Они были сверстниками, обоим не исполнилось еще и двадцати лет, когда они поступили в Тюбингенский университет. Гельдерлин был поэт, и только молодость могла заполнить глубокое различие между его характером и характером Гегеля. Еще ребенком он начал писать стихи и, как истинный талант, писал их со свободной и смелой доверчивостью к своему сердцу и своей фантазии. Его стихотворения уже в юности отличаются чрезвычайной нежностью выраженных в них чувств. Он сильно увлекался поэмами Оссиана и Клопштока; с другой стороны, он заимствовал у великого Жан-Жака понятие о человеческих правах и радовался тому, что французская революция подготавливает осуществление гуманных идей. В своих гимнах он воспевал добродетель, свободу, любовь к отечеству и с поэтическим красноречием излагал мысли, заимствованные из «Contrat social». Он хотел быть поэтом свободы и человечности и, совершенно естественно, с ранней молодости питал глубочайшее уважение к своему земляку Шиллеру. Шиллер умел увлекательнее всякого другого выражать идеалы юношеского возраста, горячо нападал на грубые предрассудки своего времени и, вместе с тем, со своими возвышенными стремлениями и верованиями соединял склонность к меланхолии и к разочарованию. Гельдерлин, как маркиз Поза, любил только человеческий род и поколения будущих столетий и рядом с этим чувствовал упорную, беспредметную тоску «по какой-то чудной, утерянной человечеством жизни».
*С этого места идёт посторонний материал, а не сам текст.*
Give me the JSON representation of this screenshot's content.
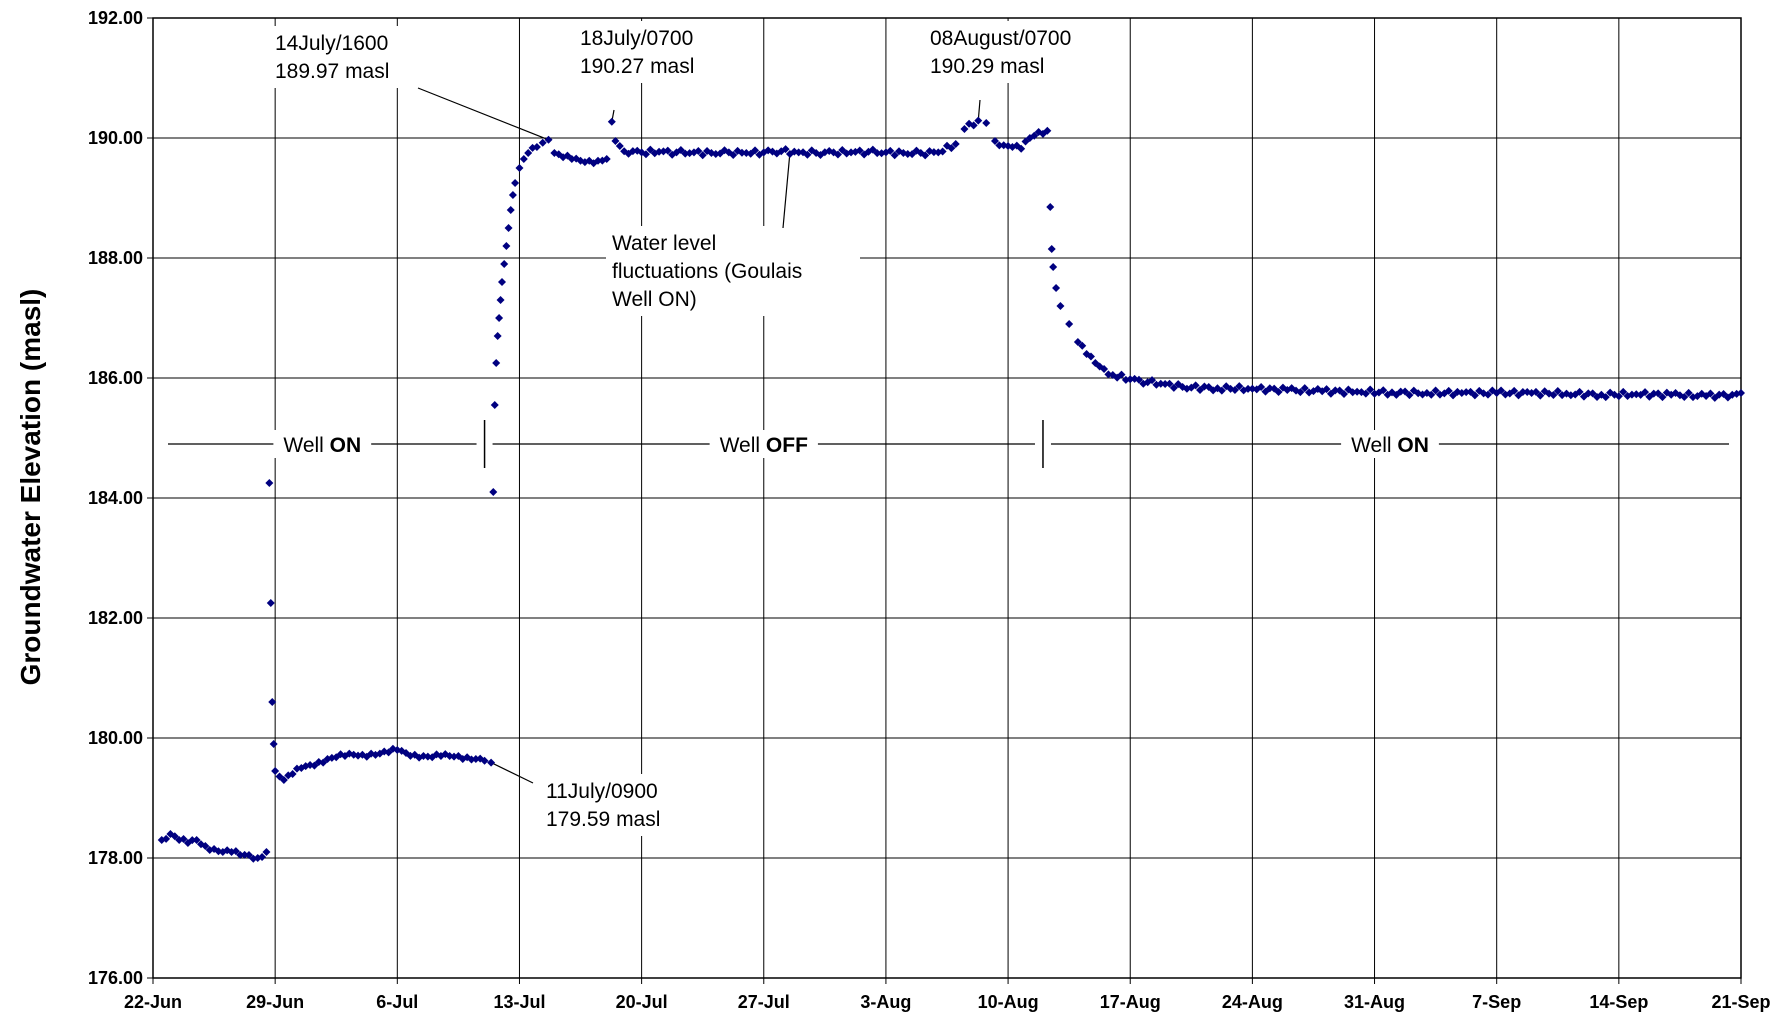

В Гельдерлине было нечто большее, чем простая наклонность к благородной чувствительности или способность проливать умиленные слезы при таких высоких словах, как «свобода, равенство, братство и отечество». Он был болен своим воображением, боявшимся всякой действительности, чуждавшимся всяких реальных конкретных образов. Он любил только свои мечты, свои чувства, создания своей поэтической фантазии, высокие идеалы, но не жизнь, которая была вокруг него. Посмотрите на его отношения к женщинам: кто скажет, что это отношения здорового человека? Все достижимое или достигнутое, все воплощавшееся в формы обыденной действительности претило ему и вызывало какое-то болезненное отвращение. Он мог любить только платонически и ту женщину, владеть которой не представлялось никакой возможности. Слишком высоких, слишком обидчивых требований его сердца не могли удовлетворить ни один друг, ни одна возлюбленная. Однажды он написал: «Мне, вероятно, никогда не придется любить иначе, как в своем воображении», – и в этих словах ключ к пониманию его характера. Он любит фантастический образ гречанки Мелиты, «которая прелестна и священна, как настоящая жрица любви»; но так как действительность никаких «настоящих жриц любви не представляла», то земная любовь оказалась невозможной. Только однажды действительность пахнула в него своим здоровым дыханием, но и тут Гельдерлин остался верен себе. Он нашел «земное совершенство» – в лице матери своих воспитанников, женщине очень умной и нежно настроенной, но в то же время и недостижимой. Но это-то именно обстоятельство, что он никогда не мог вступить в обладание предметом своей любви, окончательно укрепило Гельдерлина в убеждении, что это – идеал. Он быстро взвинчивает себя без всякой меры, без всякого сострадания к здравому смыслу. Сюзетта Гонтар, тридцатипятилетняя дама, немедленно превращается в настоящую гречанку, в «священную жрицу любви». Он пишет страстные письма, в которых выражает желание обнять вселенную и человечество за доставшееся на его долю счастье—: созерцать совершенство.